In neighborhoods like Park Slope, where a Transportation Alternatives study
found that more than half of all traffic consists of endless cruising
for a free space, Park Smart also serves as a
congestion killer. During the peak period, traffic volumes dropped by
five percent on Fifth and nine percent on Seventh. Traffic is down even as more people are able to reach Park Slope by
car, a rare combination.
"The city is doing the right thing," said UCLA professor and parking expert Donald Shoup, praising the willingness to use meter prices to affect the broader transportation system.

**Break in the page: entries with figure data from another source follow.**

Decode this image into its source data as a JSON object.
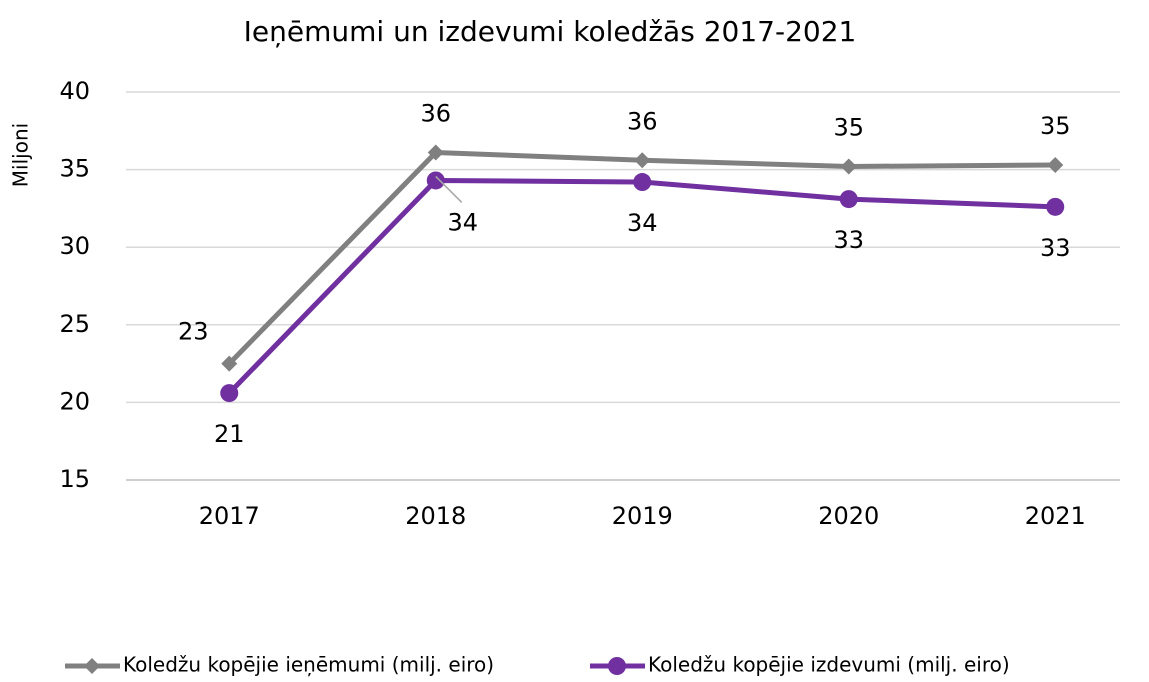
{
  "chart_data": {
    "type": "line",
    "title": "Ieņēmumi un izdevumi koledžās 2017-2021",
    "y_label": "Miljoni",
    "categories": [
      "2017",
      "2018",
      "2019",
      "2020",
      "2021"
    ],
    "series": [
      {
        "name": "Koledžu kopējie ieņēmumi (milj. eiro)",
        "color": "#808080",
        "marker": "diamond",
        "values": [
          22.5,
          36.1,
          35.6,
          35.2,
          35.3
        ],
        "value_labels": [
          "23",
          "36",
          "36",
          "35",
          "35"
        ]
      },
      {
        "name": "Koledžu kopējie izdevumi (milj. eiro)",
        "color": "#7030a0",
        "marker": "circle",
        "values": [
          20.6,
          34.3,
          34.2,
          33.1,
          32.6
        ],
        "value_labels": [
          "21",
          "34",
          "34",
          "33",
          "33"
        ]
      }
    ],
    "ylim": [
      15,
      40
    ],
    "yticks": [
      15,
      20,
      25,
      30,
      35,
      40
    ],
    "grid": true,
    "legend": "bottom"
  }
}
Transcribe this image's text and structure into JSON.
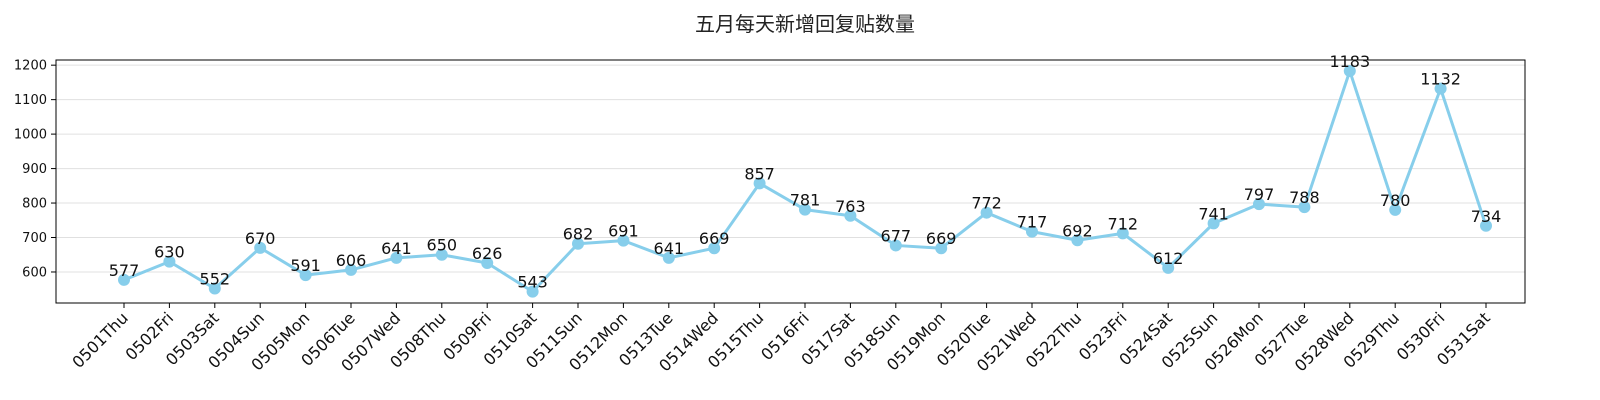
{
  "chart_data": {
    "type": "line",
    "title": "五月每天新增回复贴数量",
    "xlabel": "",
    "ylabel": "",
    "categories": [
      "0501Thu",
      "0502Fri",
      "0503Sat",
      "0504Sun",
      "0505Mon",
      "0506Tue",
      "0507Wed",
      "0508Thu",
      "0509Fri",
      "0510Sat",
      "0511Sun",
      "0512Mon",
      "0513Tue",
      "0514Wed",
      "0515Thu",
      "0516Fri",
      "0517Sat",
      "0518Sun",
      "0519Mon",
      "0520Tue",
      "0521Wed",
      "0522Thu",
      "0523Fri",
      "0524Sat",
      "0525Sun",
      "0526Mon",
      "0527Tue",
      "0528Wed",
      "0529Thu",
      "0530Fri",
      "0531Sat"
    ],
    "series": [
      {
        "values": [
          577,
          630,
          552,
          670,
          591,
          606,
          641,
          650,
          626,
          543,
          682,
          691,
          641,
          669,
          857,
          781,
          763,
          677,
          669,
          772,
          717,
          692,
          712,
          612,
          741,
          797,
          788,
          1183,
          780,
          1132,
          734
        ],
        "color": "#87ceeb"
      }
    ],
    "ylim": [
      510,
      1215
    ],
    "yticks": [
      600,
      700,
      800,
      900,
      1000,
      1100,
      1200
    ],
    "grid": "horizontal",
    "legend": "none",
    "data_labels": true,
    "marker": "circle"
  }
}
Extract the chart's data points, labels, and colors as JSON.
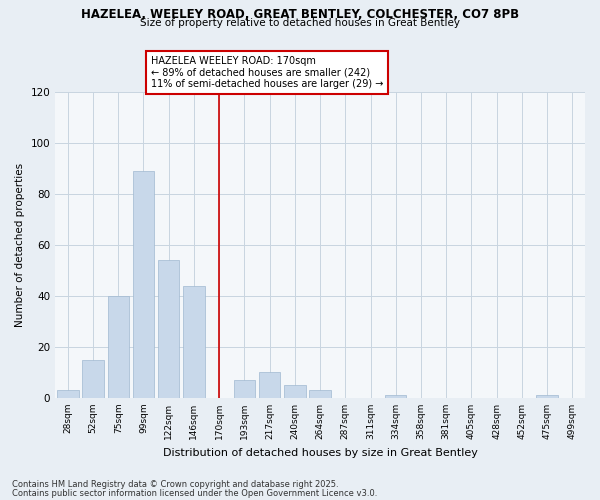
{
  "title": "HAZELEA, WEELEY ROAD, GREAT BENTLEY, COLCHESTER, CO7 8PB",
  "subtitle": "Size of property relative to detached houses in Great Bentley",
  "xlabel": "Distribution of detached houses by size in Great Bentley",
  "ylabel": "Number of detached properties",
  "categories": [
    "28sqm",
    "52sqm",
    "75sqm",
    "99sqm",
    "122sqm",
    "146sqm",
    "170sqm",
    "193sqm",
    "217sqm",
    "240sqm",
    "264sqm",
    "287sqm",
    "311sqm",
    "334sqm",
    "358sqm",
    "381sqm",
    "405sqm",
    "428sqm",
    "452sqm",
    "475sqm",
    "499sqm"
  ],
  "values": [
    3,
    15,
    40,
    89,
    54,
    44,
    0,
    7,
    10,
    5,
    3,
    0,
    0,
    1,
    0,
    0,
    0,
    0,
    0,
    1,
    0
  ],
  "bar_color": "#c8d8ea",
  "bar_edge_color": "#a0b8d0",
  "highlight_index": 6,
  "highlight_line_color": "#cc0000",
  "annotation_text": "HAZELEA WEELEY ROAD: 170sqm\n← 89% of detached houses are smaller (242)\n11% of semi-detached houses are larger (29) →",
  "annotation_box_color": "#ffffff",
  "annotation_box_edge_color": "#cc0000",
  "ylim": [
    0,
    120
  ],
  "yticks": [
    0,
    20,
    40,
    60,
    80,
    100,
    120
  ],
  "footer_line1": "Contains HM Land Registry data © Crown copyright and database right 2025.",
  "footer_line2": "Contains public sector information licensed under the Open Government Licence v3.0.",
  "background_color": "#e8eef4",
  "plot_background_color": "#f4f7fa",
  "grid_color": "#c8d4e0"
}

DOT has not stated a specific goal for the Park Smart pilot areas, though, which Shoup said makes it impossible to properly assess the program. He recommended following the lead of California cities, which have made an occupancy rate of 85 percent their target. "That leads to one or two open spaces per block," he explained, "so that the parking is both well-used and readily available." On Seventh, the occupancy rates remained above 90 percent after Park Smart's implementation.
Though some local merchants have protested that the higher prices have driven customers away, the facts suggest that Park Smart has brought more potential shoppers into the area. Moreover, just over half of all parkers told DOT they weren't even aware they had paid a higher rate. (Of course, most Park Slope customers aren't looking for parking at all. DOT found that only 15 percent of people on Fifth or Seventh had driven there, while a full 68 percent had walked.)

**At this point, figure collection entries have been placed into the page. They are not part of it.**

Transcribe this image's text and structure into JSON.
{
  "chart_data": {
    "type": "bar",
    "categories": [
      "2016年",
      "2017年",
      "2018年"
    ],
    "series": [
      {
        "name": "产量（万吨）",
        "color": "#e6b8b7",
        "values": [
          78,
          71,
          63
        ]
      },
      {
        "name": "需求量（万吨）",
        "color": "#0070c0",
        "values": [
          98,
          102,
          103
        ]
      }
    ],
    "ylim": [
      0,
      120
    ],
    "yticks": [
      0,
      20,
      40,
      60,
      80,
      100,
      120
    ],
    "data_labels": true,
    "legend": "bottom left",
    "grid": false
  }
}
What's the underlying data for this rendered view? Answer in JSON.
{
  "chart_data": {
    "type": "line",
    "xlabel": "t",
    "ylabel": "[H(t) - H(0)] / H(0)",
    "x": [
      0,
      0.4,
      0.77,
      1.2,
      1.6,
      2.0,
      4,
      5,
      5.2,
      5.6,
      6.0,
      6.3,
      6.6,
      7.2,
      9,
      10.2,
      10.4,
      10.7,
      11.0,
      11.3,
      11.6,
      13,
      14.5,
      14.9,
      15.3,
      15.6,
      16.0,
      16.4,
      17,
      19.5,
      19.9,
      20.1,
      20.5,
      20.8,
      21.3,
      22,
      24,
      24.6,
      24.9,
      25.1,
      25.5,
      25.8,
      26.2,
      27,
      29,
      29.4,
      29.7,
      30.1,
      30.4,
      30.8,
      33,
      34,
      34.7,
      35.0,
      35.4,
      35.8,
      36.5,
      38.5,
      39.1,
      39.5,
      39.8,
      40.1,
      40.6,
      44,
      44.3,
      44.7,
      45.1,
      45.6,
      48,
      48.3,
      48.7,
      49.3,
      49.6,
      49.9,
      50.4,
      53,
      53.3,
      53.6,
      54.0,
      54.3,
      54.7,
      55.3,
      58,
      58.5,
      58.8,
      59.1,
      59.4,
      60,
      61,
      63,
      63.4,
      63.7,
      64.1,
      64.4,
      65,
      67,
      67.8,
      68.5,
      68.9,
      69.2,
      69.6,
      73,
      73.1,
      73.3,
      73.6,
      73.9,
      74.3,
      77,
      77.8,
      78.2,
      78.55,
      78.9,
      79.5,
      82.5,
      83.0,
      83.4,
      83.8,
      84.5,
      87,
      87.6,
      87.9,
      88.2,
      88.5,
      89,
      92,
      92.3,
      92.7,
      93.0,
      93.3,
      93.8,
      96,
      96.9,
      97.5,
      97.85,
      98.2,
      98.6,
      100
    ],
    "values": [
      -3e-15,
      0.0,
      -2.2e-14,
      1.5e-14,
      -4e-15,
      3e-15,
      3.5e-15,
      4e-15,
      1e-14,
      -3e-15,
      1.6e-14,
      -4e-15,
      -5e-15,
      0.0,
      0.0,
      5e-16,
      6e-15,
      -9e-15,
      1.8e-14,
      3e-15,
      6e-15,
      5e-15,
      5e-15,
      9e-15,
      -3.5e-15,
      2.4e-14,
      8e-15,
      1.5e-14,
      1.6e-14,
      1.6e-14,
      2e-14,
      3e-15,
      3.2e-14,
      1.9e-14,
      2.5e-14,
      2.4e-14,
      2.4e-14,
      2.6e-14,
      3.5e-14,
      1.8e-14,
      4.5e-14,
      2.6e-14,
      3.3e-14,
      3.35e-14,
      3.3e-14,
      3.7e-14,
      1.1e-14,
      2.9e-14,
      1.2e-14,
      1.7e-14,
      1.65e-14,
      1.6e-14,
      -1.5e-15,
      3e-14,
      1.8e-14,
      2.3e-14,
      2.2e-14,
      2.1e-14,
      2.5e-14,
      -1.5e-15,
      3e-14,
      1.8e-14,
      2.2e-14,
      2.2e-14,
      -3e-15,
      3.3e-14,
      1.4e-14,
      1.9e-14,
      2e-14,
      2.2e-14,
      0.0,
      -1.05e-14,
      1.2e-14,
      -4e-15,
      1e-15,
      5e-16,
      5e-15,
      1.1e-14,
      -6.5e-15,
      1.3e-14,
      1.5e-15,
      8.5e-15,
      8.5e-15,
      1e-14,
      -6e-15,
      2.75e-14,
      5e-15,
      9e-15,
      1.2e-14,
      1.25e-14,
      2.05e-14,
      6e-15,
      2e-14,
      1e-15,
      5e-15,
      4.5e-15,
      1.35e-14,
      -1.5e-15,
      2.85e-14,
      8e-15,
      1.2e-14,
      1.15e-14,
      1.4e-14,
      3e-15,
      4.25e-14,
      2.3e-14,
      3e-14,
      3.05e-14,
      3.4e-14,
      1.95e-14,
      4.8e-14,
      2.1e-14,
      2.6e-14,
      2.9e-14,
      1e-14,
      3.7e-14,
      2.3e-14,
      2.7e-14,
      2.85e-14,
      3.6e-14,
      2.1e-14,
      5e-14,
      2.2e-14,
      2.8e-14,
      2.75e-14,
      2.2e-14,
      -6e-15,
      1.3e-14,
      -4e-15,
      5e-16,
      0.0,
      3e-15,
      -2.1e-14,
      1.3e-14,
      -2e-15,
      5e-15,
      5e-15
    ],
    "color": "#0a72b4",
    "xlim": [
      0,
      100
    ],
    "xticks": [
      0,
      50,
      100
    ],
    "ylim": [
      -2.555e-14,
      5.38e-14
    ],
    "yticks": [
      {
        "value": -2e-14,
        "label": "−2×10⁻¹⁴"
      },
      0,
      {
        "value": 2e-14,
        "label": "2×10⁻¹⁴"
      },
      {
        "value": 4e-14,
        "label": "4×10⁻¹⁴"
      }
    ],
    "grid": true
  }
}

Looking at the data, Shoup guessed that the price was still too low. "If
40 percent are very frustrated with finding parking and over half
didn't even notice the price go up, you should nudge it up a little
further," he suggested.
Further rate hikes during peak hours (or replacement of free alternate side parking on side streets with meters) could likely cut traffic even more. At $1.50 per hour, it's still a huge bargain to cruise for an on-street space rather than pay for a garage.

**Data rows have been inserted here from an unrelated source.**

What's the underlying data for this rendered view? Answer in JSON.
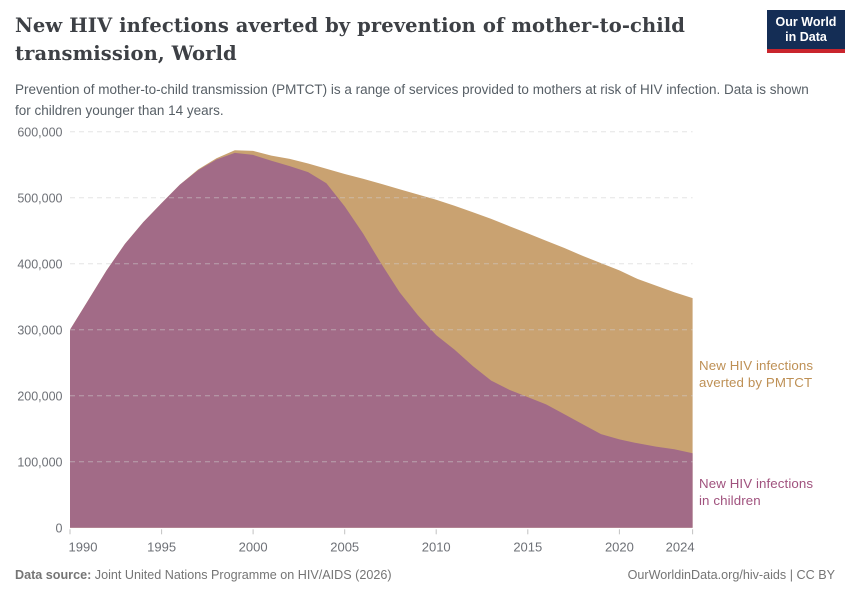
{
  "header": {
    "title_lines": [
      "New HIV infections averted by prevention of mother-to-child",
      "transmission, World"
    ],
    "subtitle": "Prevention of mother-to-child transmission (PMTCT) is a range of services provided to mothers at risk of HIV infection. Data is shown for children younger than 14 years.",
    "logo": {
      "line1": "Our World",
      "line2": "in Data"
    },
    "logo_colors": {
      "background": "#142d55",
      "stripe": "#c9252d"
    }
  },
  "chart_data": {
    "type": "area",
    "stacked": true,
    "grid": "dashed-horizontal",
    "xlabel": "",
    "ylabel": "",
    "ylim": [
      0,
      600000
    ],
    "ytick_step": 100000,
    "ytick_labels": [
      "0",
      "100,000",
      "200,000",
      "300,000",
      "400,000",
      "500,000",
      "600,000"
    ],
    "xticks": [
      1990,
      1995,
      2000,
      2005,
      2010,
      2015,
      2020,
      2024
    ],
    "x": [
      1990,
      1991,
      1992,
      1993,
      1994,
      1995,
      1996,
      1997,
      1998,
      1999,
      2000,
      2001,
      2002,
      2003,
      2004,
      2005,
      2006,
      2007,
      2008,
      2009,
      2010,
      2011,
      2012,
      2013,
      2014,
      2015,
      2016,
      2017,
      2018,
      2019,
      2020,
      2021,
      2022,
      2023,
      2024
    ],
    "series": [
      {
        "name": "New HIV infections in children",
        "label_lines": [
          "New HIV infections",
          "in children"
        ],
        "color": "#A26B87",
        "label_color": "#A0527E",
        "values": [
          300000,
          345000,
          390000,
          430000,
          463000,
          492000,
          520000,
          542000,
          558000,
          568000,
          565000,
          556000,
          548000,
          539000,
          522000,
          487000,
          446000,
          400000,
          357000,
          322000,
          292000,
          270000,
          245000,
          223000,
          209000,
          198000,
          187000,
          172000,
          157000,
          142000,
          134000,
          128000,
          123000,
          119000,
          113000
        ]
      },
      {
        "name": "New HIV infections averted by PMTCT",
        "label_lines": [
          "New HIV infections",
          "averted by PMTCT"
        ],
        "color": "#C9A271",
        "label_color": "#BE9055",
        "values": [
          0,
          0,
          0,
          0,
          0,
          0,
          0,
          1000,
          2000,
          4000,
          6000,
          8000,
          11000,
          13000,
          22000,
          49000,
          83000,
          121000,
          156000,
          183000,
          205000,
          218000,
          233000,
          245000,
          248000,
          248000,
          248000,
          252000,
          255000,
          259000,
          256000,
          249000,
          244000,
          238000,
          235000
        ]
      }
    ]
  },
  "footer": {
    "source_label": "Data source:",
    "source_text": " Joint United Nations Programme on HIV/AIDS (2026)",
    "credit": "OurWorldinData.org/hiv-aids | CC BY"
  }
}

In fact, the numbers show that Park Smart is one of the very few arrows
in DOT's quiver capable of putting a dent in traffic. And as the
only Park Smart pilot outside Manhattan, Park Slope's example shows
that the program can work even where the transit network isn't quite so
robust.
"It looks like Park Smart is working from both a traffic management and a local business perspective," said T.A. Deputy Director Noah Budnick. "Cruising is a major problem in Park Slope and the pilot seems to be fixing it." Budnick called for future DOT assessments of Park Smart to measure whether the program has helped reduce illegal parking.
With the stats telling a success story, DOT has proposed making the pilot permanent and significantly expanding the zone in Park Slope (see the map for details).
Shoup urged DOT to expand Park Smart to many more neighborhoods as well. "When you add up all that cruising, it does a lot of damage not only to the neighborhood, but to the whole earth," he argued. Guessing cruising was common across at least Manhattan, Shoup said "I don't see how you can claim to be a green city if that's happening everywhere."
In a presentation to Brooklyn Community Board 6 in June, DOT also called for extending the Park Slope pilot's hours in addition to its borders. Finding that evening spaces were about as scarce as afternoon ones, DOT recommended extending the peak parking rate through the end of metered hours, to 7 p.m. Along the northern end of Fifth, which is dominated by restaurant parking, DOT called for extending Park Smart's hours until 9 p.m.
The most controversial recommendation, predictably, was DOT's suggestion of upping the peak rate from $1.50 per hour to $2.25. While Community Board 6's transportation committee has recommended accepting DOT's proposed expansion of Park Smart, according to district manager Craig Hammerman, the full board put off the vote about the rate hike until its September meeting.